Investors fret about dollar’s status as reserve currency

Some investors worry US response to coronavirus is dealing blow to greenback

PHOTO: REUTERS

NEW YORK:

Some investors are worried the US response to the coronavirus pandemic is dealing a body blow to the dollar, potentially accelerating what has so far been slow erosion in the greenback’s status as the world’s dominant reserve currency.

Investors and analysts, including billionaire hedge fund manager Ray Dalio and Goldman Sachs Group strategists, are among those who have warned that massive US government spending in recent months could hurt the dollar. At the same time, rock-bottom US interest rates for the foreseeable future and concerns over a potential rise in inflation are denting the dollar’s appeal.

These factors are already weighing on the dollar, which stands 9% below its high of the year and notched its worst monthly performance in a decade in July.

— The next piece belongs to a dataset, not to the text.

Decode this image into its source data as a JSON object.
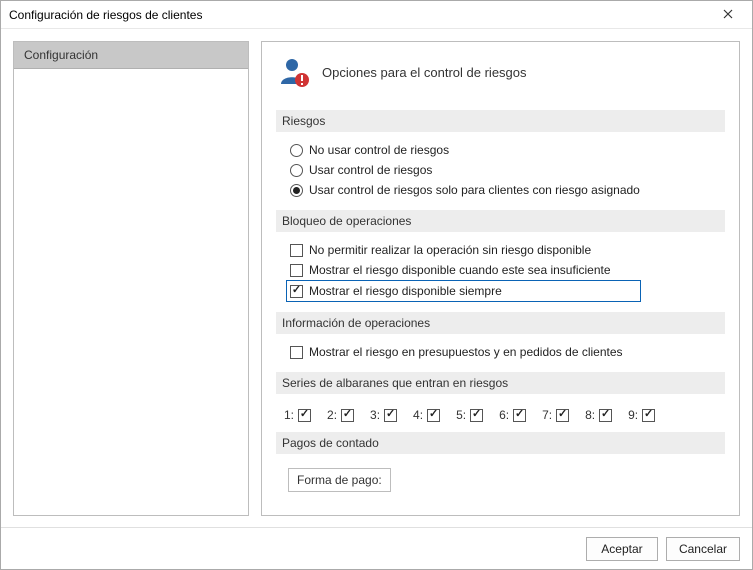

Changes that may affect the dollar’s reserve currency status “have historically been glacial”, said Alan Ruskin, Chief International Strategist at Deutsche Bank AG. “Lately, they have been speeding up.”

Treasury Secretary Steven Mnuchin told CNBC last month that the dollar’s status as the world’s reserve currency is in the US interest and the administration wants to maintain it. The Treasury declined to comment further.

The dollar’s dominance endows the US with many benefits, ranging from an outsized influence over the world’s financial system to giving it the power to flex its muscle abroad by punishing rivals and bringing errant foreign players to heel. For the world’s central bankers, the dollar remains the reserve currency of choice by far.

The dollar’s share in global central bank reserves stood at around 62% in the first quarter, compared with about 20% for the euro and 1.9% for the yuan, according to the International Monetary Fund. Past concerns about the dollar’s top-dog status, including those that cropped up after Standard & Poor’s in 2011 downgraded its credit rating of the United States, have proven short-lived, due in part to the lack of a credible replacement. The main challenger, the euro, has struggled in the face of existential crises and years of subpar growth in the euro zone.

Mohamed El-Erian, Chief Economic Adviser at Allianz, believes there is little imminent danger to the dollar’s reserve currency status. “It is hard to replace something with nothing,” he told the Reuters Global Markets Forum on Tuesday.

Published in The Express Tribune, August 6th, 2020.